29 May 2012
SO PASTIES will retain their financial palatability (not necessarily their warmth) after the chancellor backtracked on the introduction of a VAT on ‘hot' pasties, pies and sausage rolls.
With the breaks firmly put on the static caravan VAT increase as well, it's been an embarrassing climbdown for the government's chief numbercruncher.
Accountants and advisors can now breathe a sigh of relief, particularly those representing food businesses in the south-west.
Tax experts in general will just be shaking their heads, some knowingly and some in frustration.

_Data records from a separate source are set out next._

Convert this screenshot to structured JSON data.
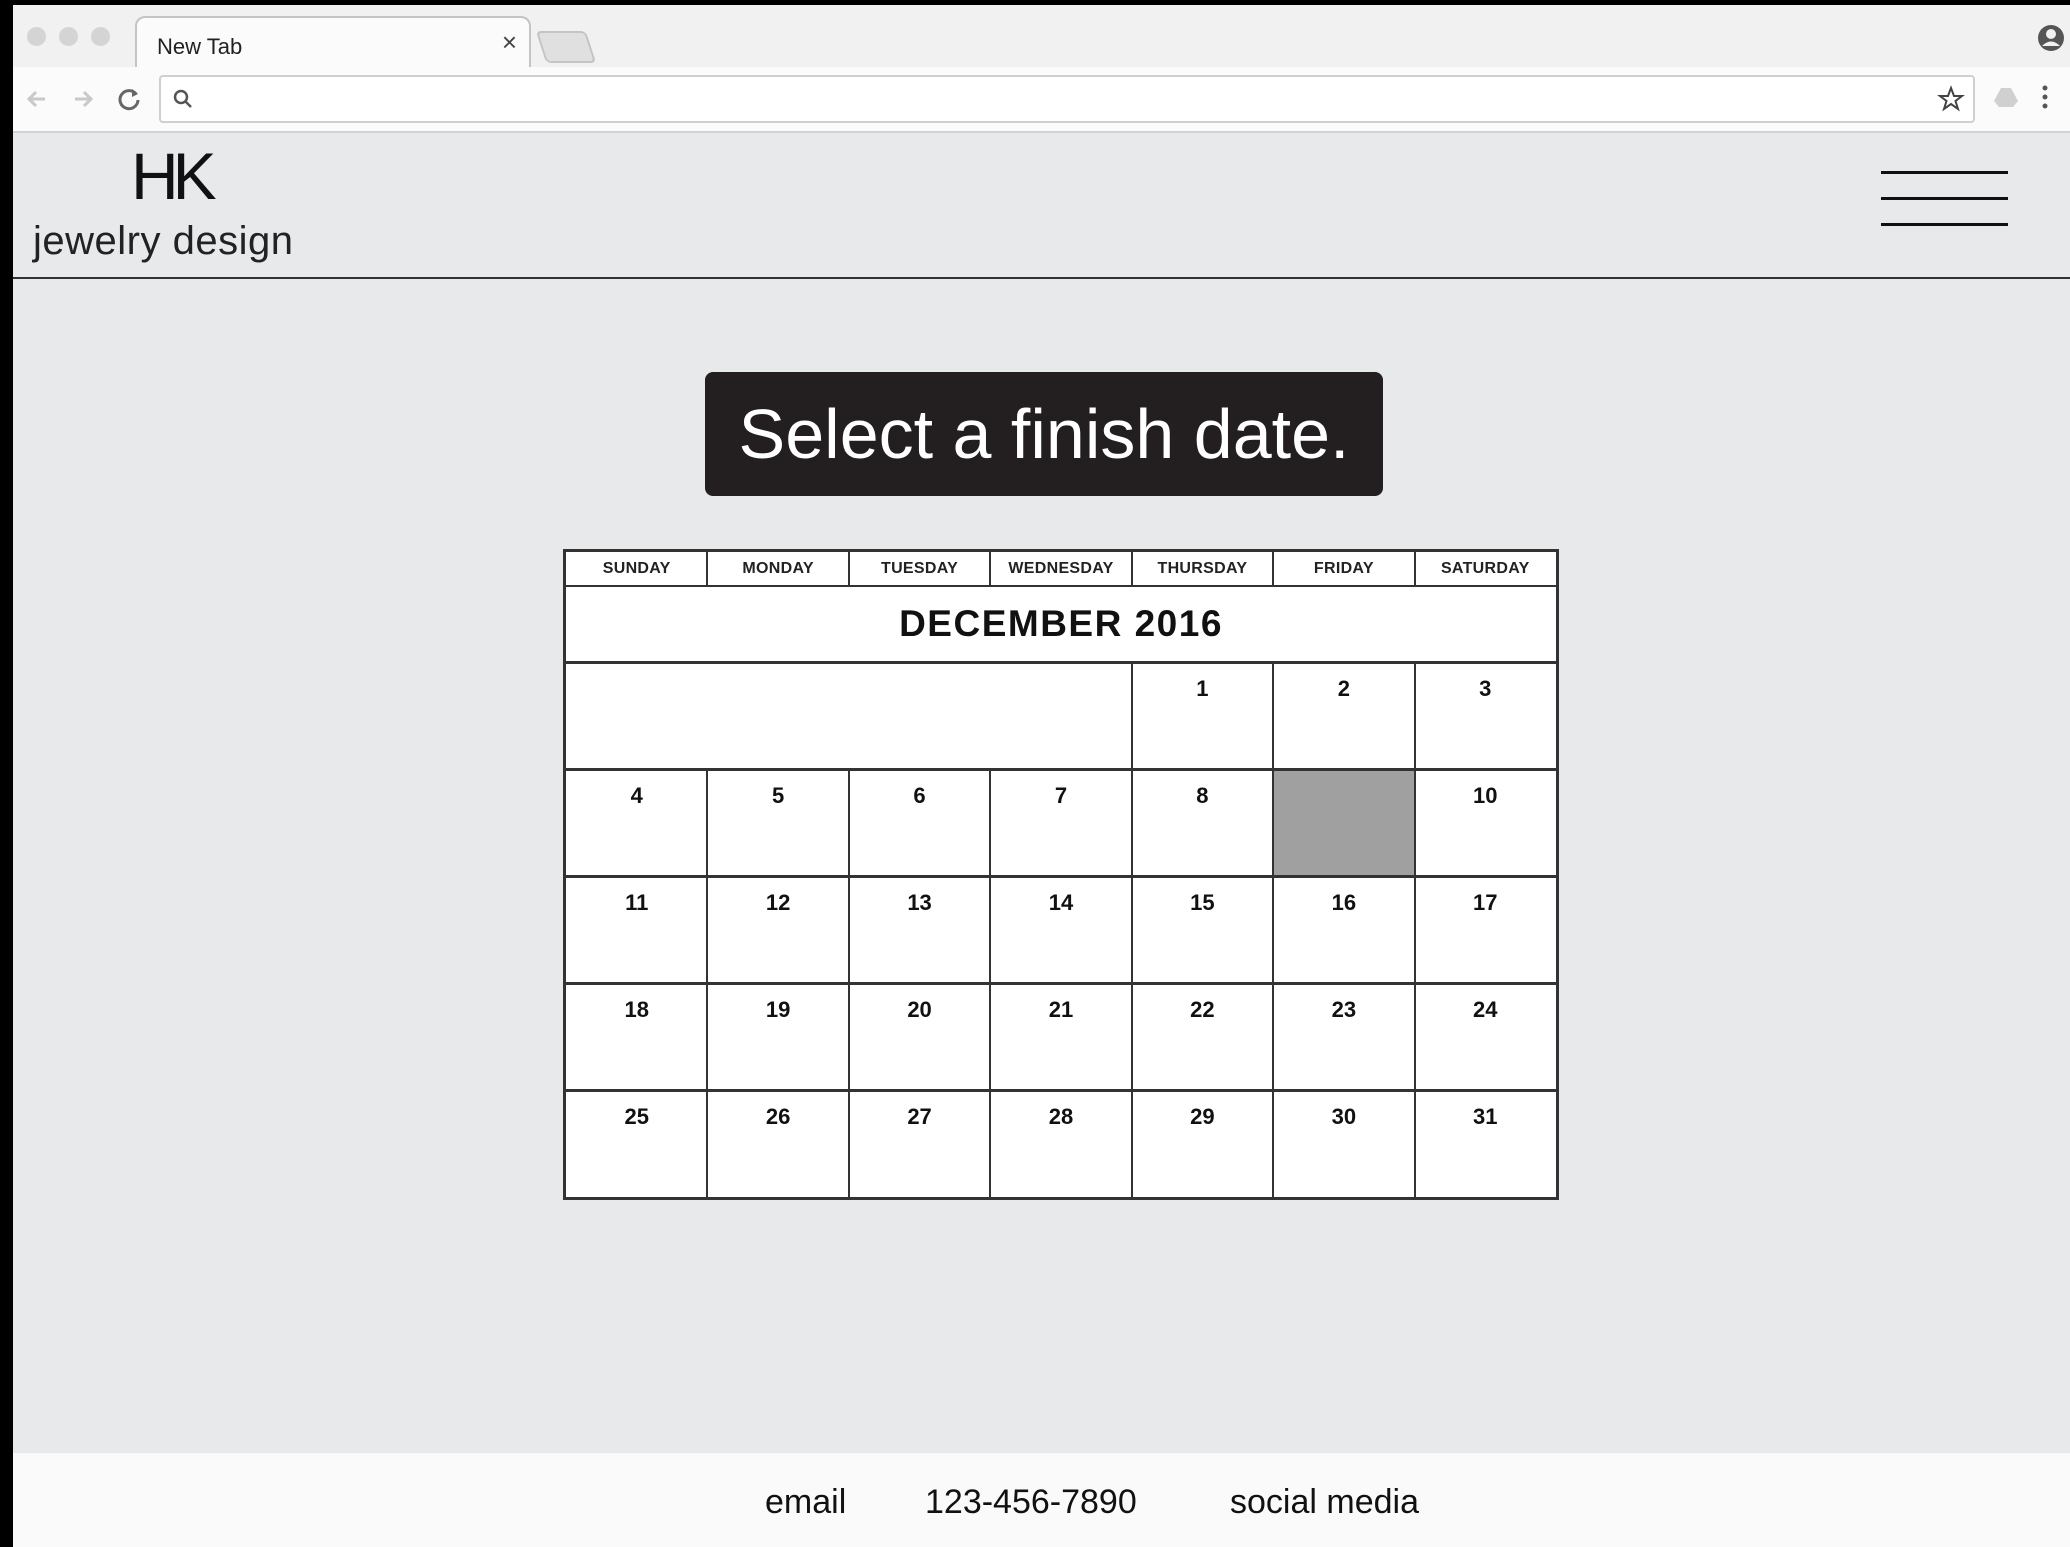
{
  "browser": {
    "tab_title": "New Tab",
    "tab_close": "×",
    "address_value": ""
  },
  "site": {
    "logo_mark": "HK",
    "logo_text": "jewelry design"
  },
  "prompt": "Select a finish date.",
  "calendar": {
    "month_title": "DECEMBER 2016",
    "day_names": [
      "SUNDAY",
      "MONDAY",
      "TUESDAY",
      "WEDNESDAY",
      "THURSDAY",
      "FRIDAY",
      "SATURDAY"
    ],
    "weeks": [
      [
        "",
        "",
        "",
        "",
        "1",
        "2",
        "3"
      ],
      [
        "4",
        "5",
        "6",
        "7",
        "8",
        "",
        "10"
      ],
      [
        "11",
        "12",
        "13",
        "14",
        "15",
        "16",
        "17"
      ],
      [
        "18",
        "19",
        "20",
        "21",
        "22",
        "23",
        "24"
      ],
      [
        "25",
        "26",
        "27",
        "28",
        "29",
        "30",
        "31"
      ]
    ],
    "selected_week": 1,
    "selected_day_index": 5,
    "selected_color": "#a0a0a0"
  },
  "footer": {
    "email": "email",
    "phone": "123-456-7890",
    "social": "social media"
  }
}
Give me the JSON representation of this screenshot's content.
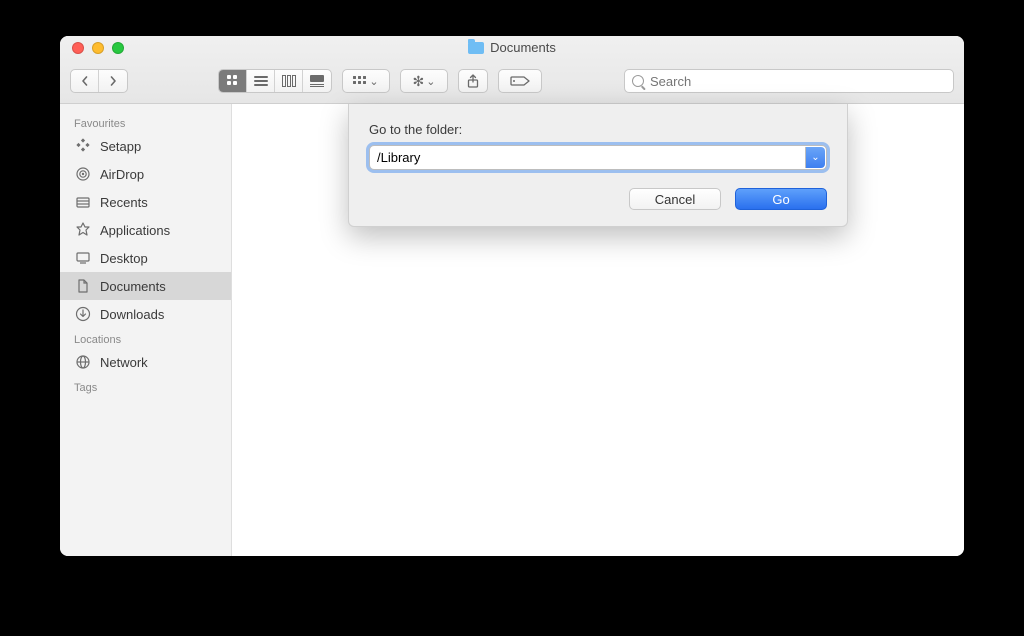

There's no doubt that, overall, the coalition has provided some stability to the tax system. Its attempts to simplify tax are moving, albeit slowly. Easy wins have been gained, but sorting out the big'uns, IR35 and income tax/NICs integration, are still a long way off. Controlled foreign companies rules are still due to be really put under duress, while retrospectively aimed tax attacks have brought back some unwelcome memories.
Let's not forget that the length of the tax code is still heading in the wrong direction.
Most of the compliments thrown at the government have come over the Treasury/HMRC tax consultation process which, for the most part, has been a much more thought-out and collaborative process.
So when caravans, pasties or North Sea oil profits are hit with taxes out of the blue, without consultation, it's doubly disappointing.
Maybe George Osborne has had his fingers burned by this political hot, erm, pasty. Stone-cold logical consultations, please, with plenty of time given to reach the ‘ambient temperature'.